I glanced at her. “Older how?”

“The Common World doesn’t matter here, Arabella.” Ruby paused, looking at me with curiosity, as though trying to understand how I could be so stupid. Her breath curled into the night air.

“The Common World?” I repeated.

Ruby gestured beyond the gates. “They don’t matter, none of what goes on out there matters.”

I didn’t know how to respond. We followed the prefects down the moonlit drive as gravel crunched underfoot.

Ruby sidled closer. “I still don’t know how they tossed you in blind. I think everyone else here knows what they’ve signed up for.”

I quickened my pace. “Meaning?”

She shrugged. “Courtyard’s haunted, for starters.”

“I gathered that much.” My laugh came out thin.

Ruby faced ahead, eyes on the prefects. “It’s full of the ones who didn’t make it. Verrine’s talent is rare. Legendary. Before her, people actually died. Those are the souls that save students.”

“Ghosts saving students.

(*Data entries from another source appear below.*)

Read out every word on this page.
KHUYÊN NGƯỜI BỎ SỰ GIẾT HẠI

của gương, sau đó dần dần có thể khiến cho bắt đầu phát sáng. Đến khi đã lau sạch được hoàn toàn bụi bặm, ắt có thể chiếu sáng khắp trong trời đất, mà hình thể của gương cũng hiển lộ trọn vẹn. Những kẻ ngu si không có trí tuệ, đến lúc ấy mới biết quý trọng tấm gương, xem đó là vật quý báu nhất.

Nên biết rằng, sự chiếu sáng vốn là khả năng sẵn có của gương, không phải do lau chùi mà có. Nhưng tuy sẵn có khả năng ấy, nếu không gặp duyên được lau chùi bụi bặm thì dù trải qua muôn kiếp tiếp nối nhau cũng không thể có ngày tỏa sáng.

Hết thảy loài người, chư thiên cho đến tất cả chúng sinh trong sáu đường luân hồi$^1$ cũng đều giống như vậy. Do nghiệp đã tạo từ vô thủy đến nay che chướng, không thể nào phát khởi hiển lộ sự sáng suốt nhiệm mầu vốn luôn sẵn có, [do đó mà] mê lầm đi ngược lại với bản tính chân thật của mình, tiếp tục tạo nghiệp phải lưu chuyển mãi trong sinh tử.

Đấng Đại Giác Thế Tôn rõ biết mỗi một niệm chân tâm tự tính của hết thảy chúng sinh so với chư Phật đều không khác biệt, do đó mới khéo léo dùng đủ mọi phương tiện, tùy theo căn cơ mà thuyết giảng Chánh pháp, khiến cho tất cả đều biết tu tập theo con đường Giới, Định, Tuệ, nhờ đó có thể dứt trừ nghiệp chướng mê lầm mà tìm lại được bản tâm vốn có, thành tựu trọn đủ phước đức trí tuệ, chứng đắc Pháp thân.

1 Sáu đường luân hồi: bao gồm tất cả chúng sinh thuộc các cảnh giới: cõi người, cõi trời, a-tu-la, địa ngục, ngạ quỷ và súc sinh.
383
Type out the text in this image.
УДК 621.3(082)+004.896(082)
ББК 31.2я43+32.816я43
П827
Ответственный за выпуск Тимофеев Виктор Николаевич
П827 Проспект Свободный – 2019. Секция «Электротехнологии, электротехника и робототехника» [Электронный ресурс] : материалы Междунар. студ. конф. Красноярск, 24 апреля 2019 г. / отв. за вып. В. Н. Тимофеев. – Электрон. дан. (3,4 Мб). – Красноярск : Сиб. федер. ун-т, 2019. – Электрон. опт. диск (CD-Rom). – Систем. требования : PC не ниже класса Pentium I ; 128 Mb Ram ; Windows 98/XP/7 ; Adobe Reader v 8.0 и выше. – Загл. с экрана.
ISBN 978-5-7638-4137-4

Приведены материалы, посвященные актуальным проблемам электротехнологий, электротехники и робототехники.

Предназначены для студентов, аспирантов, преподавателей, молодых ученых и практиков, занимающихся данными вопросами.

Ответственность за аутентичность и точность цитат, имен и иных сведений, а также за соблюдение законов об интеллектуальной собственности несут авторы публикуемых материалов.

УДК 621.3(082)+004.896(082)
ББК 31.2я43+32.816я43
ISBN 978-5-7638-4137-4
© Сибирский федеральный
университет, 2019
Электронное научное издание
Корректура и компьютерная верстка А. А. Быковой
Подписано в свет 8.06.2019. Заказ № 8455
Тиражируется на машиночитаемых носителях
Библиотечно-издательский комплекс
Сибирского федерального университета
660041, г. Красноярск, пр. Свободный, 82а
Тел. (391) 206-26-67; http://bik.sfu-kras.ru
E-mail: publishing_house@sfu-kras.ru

Resurrection.” I shook my head. “I’ve had enough for one night.”

“Yeah, but—” Her smile flickered. “They don’t save just anyone.”

I bit down on the question that wanted out, but it slipped anyway. “Why me, then?”

She glanced at my necklace, eyes bright beneath the moonlight. “Maybe ask yourself what’s in your blood.”

I rolled the tension off my shoulders, rain spitting lightly from the sky. My hands were trembling. The gravel path blurred. I didn’t want to believe her, but my heart skipped like it did . “My blood?”

“Normal girls don’t walk away from a ninety-foot fall. If you survived, that means you’re meant to be here. That means you’re Luminari.”

“Luminari?” Ahead, the prefects turned onto the main road. Ruby’s words lingered like frost against my skin.

“A Luminari is a daughter or son of the Heavens,” she continued. “Born with celestial blood that gives them the power to Ascend into Angels or Fall into Daemons under the right conditions. With the right guidance.”

I shook my head. “You’re insane.” My voice came out rough, broken. “Utterly, completely insane.” But I knew she wasn’t. Because I had heard that word before, though I pretended it wasn’t true.

My Mom had called me it every night before bed.

It had always sounded like nonsense. It was just a pet name.

My pulse surged in my ears. I was walking through fog, through memory, through things I hadn’t thought about in years.

Had she known all along she wanted to send me here? Had she always meant for me to?

My Luminari girl. I thought it was maybe Latin, something from her research. Now, I wasn’t so sure. One thing was certain in all of this. I needed to get the hell out of here.